When we realize we have made a mistake, our body physically responds as if we cannot stand our own humanness. In addition to wanting to vomit or pass out, our internal critic begins to fully endorse our own self-disgust. Oh I can’t believe you did that again! Don’t you know better by now? How could you be so stupid?
In a weird way, I think it’s our mind’s way of trying to help us. It’s trying really hard to figure out the source of our pain and discomfort, and then once it identifies it as being rooted in a mistake, it works double time to fix it. But the fix that the inner critic can provide is one rooted in the idea that because we make mistakes that these are somehow a part of us, and need to be extracted. Unfortunately the mind’s attempt to exorcise our imperfections straight back to hell is neither kind nor effective.
It is so hard to accept our humanness, especially when it leads to a misstep. Maybe we said something thoughtless to a friend, or maybe we plowed into the back end of the car we were tailgating. Maybe we completely forgot a deadline.

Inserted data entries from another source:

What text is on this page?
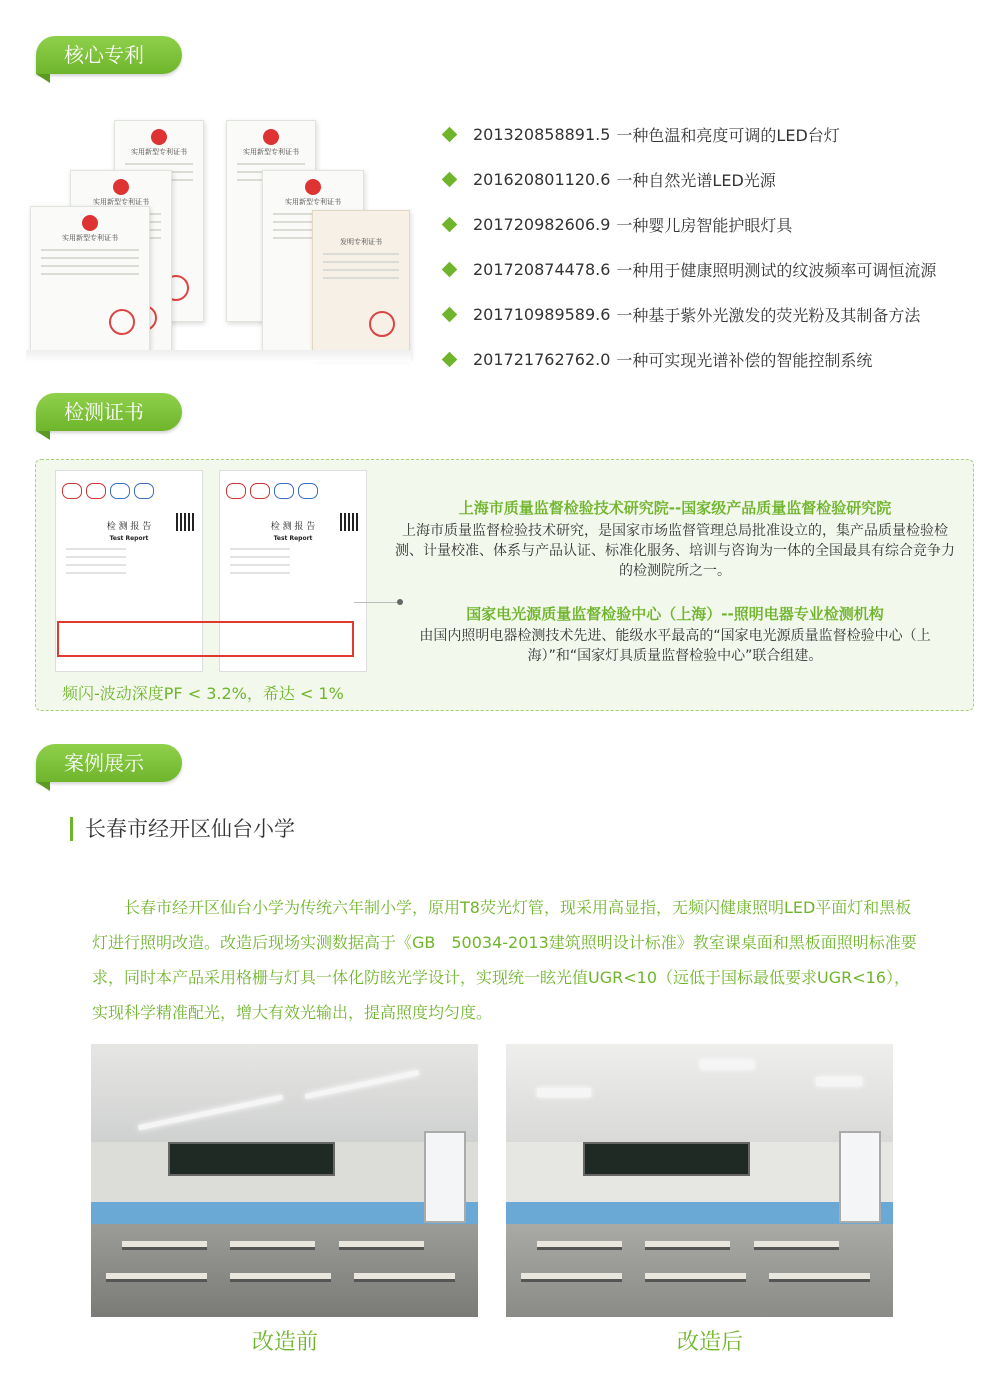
核心专利
实用新型专利证书	实用新型专利证书
实用新型专利证书	实用新型专利证书
实用新型专利证书	发明专利证书
201320858891.5 一种色温和亮度可调的LED台灯
201620801120.6 一种自然光谱LED光源
201720982606.9 一种婴儿房智能护眼灯具
201720874478.6 一种用于健康照明测试的纹波频率可调恒流源
201710989589.6 一种基于紫外光激发的荧光粉及其制备方法
201721762762.0 一种可实现光谱补偿的智能控制系统
检测证书
检 测 报 告
Test Report
检 测 报 告
Test Report
频闪-波动深度PF < 3.2%，希达 < 1%
上海市质量监督检验技术研究院--国家级产品质量监督检验研究院
上海市质量监督检验技术研究，是国家市场监督管理总局批准设立的，集产品质量检验检测、计量校准、体系与产品认证、标准化服务、培训与咨询为一体的全国最具有综合竞争力的检测院所之一。
国家电光源质量监督检验中心（上海）--照明电器专业检测机构
由国内照明电器检测技术先进、能级水平最高的“国家电光源质量监督检验中心（上海）”和“国家灯具质量监督检验中心”联合组建。
案例展示
长春市经开区仙台小学

长春市经开区仙台小学为传统六年制小学，原用T8荧光灯管，现采用高显指，无频闪健康照明LED平面灯和黑板灯进行照明改造。改造后现场实测数据高于《GB　50034-2013建筑照明设计标准》教室课桌面和黑板面照明标准要求，同时本产品采用格栅与灯具一体化防眩光学设计，实现统一眩光值UGR<10（远低于国标最低要求UGR<16），实现科学精准配光，增大有效光输出，提高照度均匀度。

改造前	改造后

Maybe we ate that third cookie even though we were supposed to be on a diet. Maybe we fell for someone’s poor treatment of us, again.
Making room for our mistakes is acknowledging that mistakes are part of being human, and that we still have worth in spite of them. This is not about staying stuck in unhealthy habits, letting poor behavior slide, or getting away with anything. In fact, when we make room for mistakes, we also don’t fight so hard against the repercussions of our missteps. We are able to put down the defensive strategies of lying, manipulation or even isolation to avoid the pain of the mistake and its consequences. When we make room for the lessons our mistakes have to offer, we can see them for the teachers that they truly are.

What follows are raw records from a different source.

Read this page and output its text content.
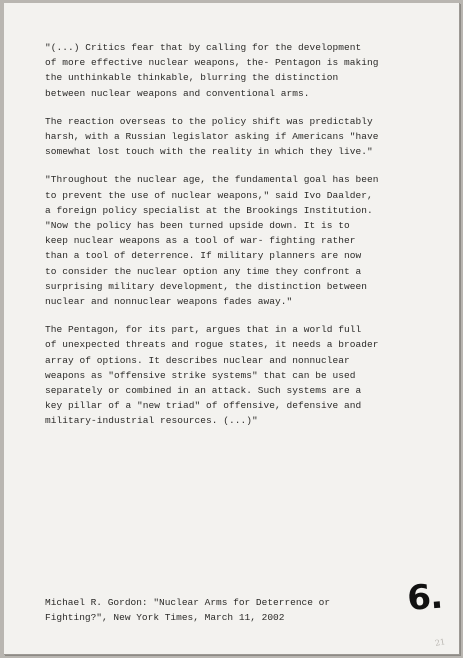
"(...) Critics fear that by calling for the development
of more effective nuclear weapons, the- Pentagon is making
the unthinkable thinkable, blurring the distinction
between nuclear weapons and conventional arms.

The reaction overseas to the policy shift was predictably
harsh, with a Russian legislator asking if Americans "have
somewhat lost touch with the reality in which they live."

"Throughout the nuclear age, the fundamental goal has been
to prevent the use of nuclear weapons," said Ivo Daalder,
a foreign policy specialist at the Brookings Institution.
"Now the policy has been turned upside down. It is to
keep nuclear weapons as a tool of war- fighting rather
than a tool of deterrence. If military planners are now
to consider the nuclear option any time they confront a
surprising military development, the distinction between
nuclear and nonnuclear weapons fades away."

The Pentagon, for its part, argues that in a world full
of unexpected threats and rogue states, it needs a broader
array of options. It describes nuclear and nonnuclear
weapons as "offensive strike systems" that can be used
separately or combined in an attack. Such systems are a
key pillar of a "new triad" of offensive, defensive and
military-industrial resources. (...)"

Michael R. Gordon: "Nuclear Arms for Deterrence or
Fighting?", New York Times, March 11, 2002	6.
21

When I don’t listen to the fear that is actually underneath the refrain of falling short, I can try to fill that horrible emptiness with attempts to ensure my place in the pecking order. It’s not something I am proud of but it feels right to own it. I have the ability to let my fear of being chucked aside guide me down paths I have no desire to be on. The habit of sizing up those around me and bringing them down is easy, and sometimes even fun. But it’s not me.
We hurt others to build ourselves up and out of our pain. Sometimes a snide remark towards my partner will slip out or a judgmental thought about a stranger will parade across my brain. If I give myself a moment, I’ll know that what spurred such nastiness is something so different from whatever the surface criticism was directed at. It’ll be a manifestation of my own fear building up and seeking some sort of relief. And for a split second I do feel a little better. A little smarter, a little more forethinking or organized, a little bit more right and maybe even a little bit better than another person. But actually better? No, not at all.

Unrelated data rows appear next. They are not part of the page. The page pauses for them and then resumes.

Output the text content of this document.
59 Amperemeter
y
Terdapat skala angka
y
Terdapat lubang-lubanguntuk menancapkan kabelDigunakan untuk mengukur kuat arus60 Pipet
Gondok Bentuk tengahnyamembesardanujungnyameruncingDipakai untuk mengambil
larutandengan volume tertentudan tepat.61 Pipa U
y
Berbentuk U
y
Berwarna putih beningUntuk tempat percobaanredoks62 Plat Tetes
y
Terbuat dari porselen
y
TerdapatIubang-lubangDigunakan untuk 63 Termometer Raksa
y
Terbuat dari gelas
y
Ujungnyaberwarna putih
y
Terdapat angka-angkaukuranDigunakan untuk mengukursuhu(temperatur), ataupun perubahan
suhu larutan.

All this kind of behavior does is leave wounds to both deliverer and receiver. We can become closed off or learn to always have claws at the ready. We become precise in how we cut others down, all in an effort to not feel our own fear of not being enough.
Fear is here to stay. It is hard wired into us to keep us safe. The only thing that will help is asking what does this fear actually need. And as delicious as it can feel to badmouth a coworker or turn yourself into the martyr that has to do all the dishes again, I can promise you that neither of those nasty little chewies is what your fear is actually asking for. It’s asking for some reassurance that you are going to be okay, and that you are perfectly acceptable as you are. You can put the whip and the bitch bat down. Anger and cruelty is not what you need and it’s not who you are.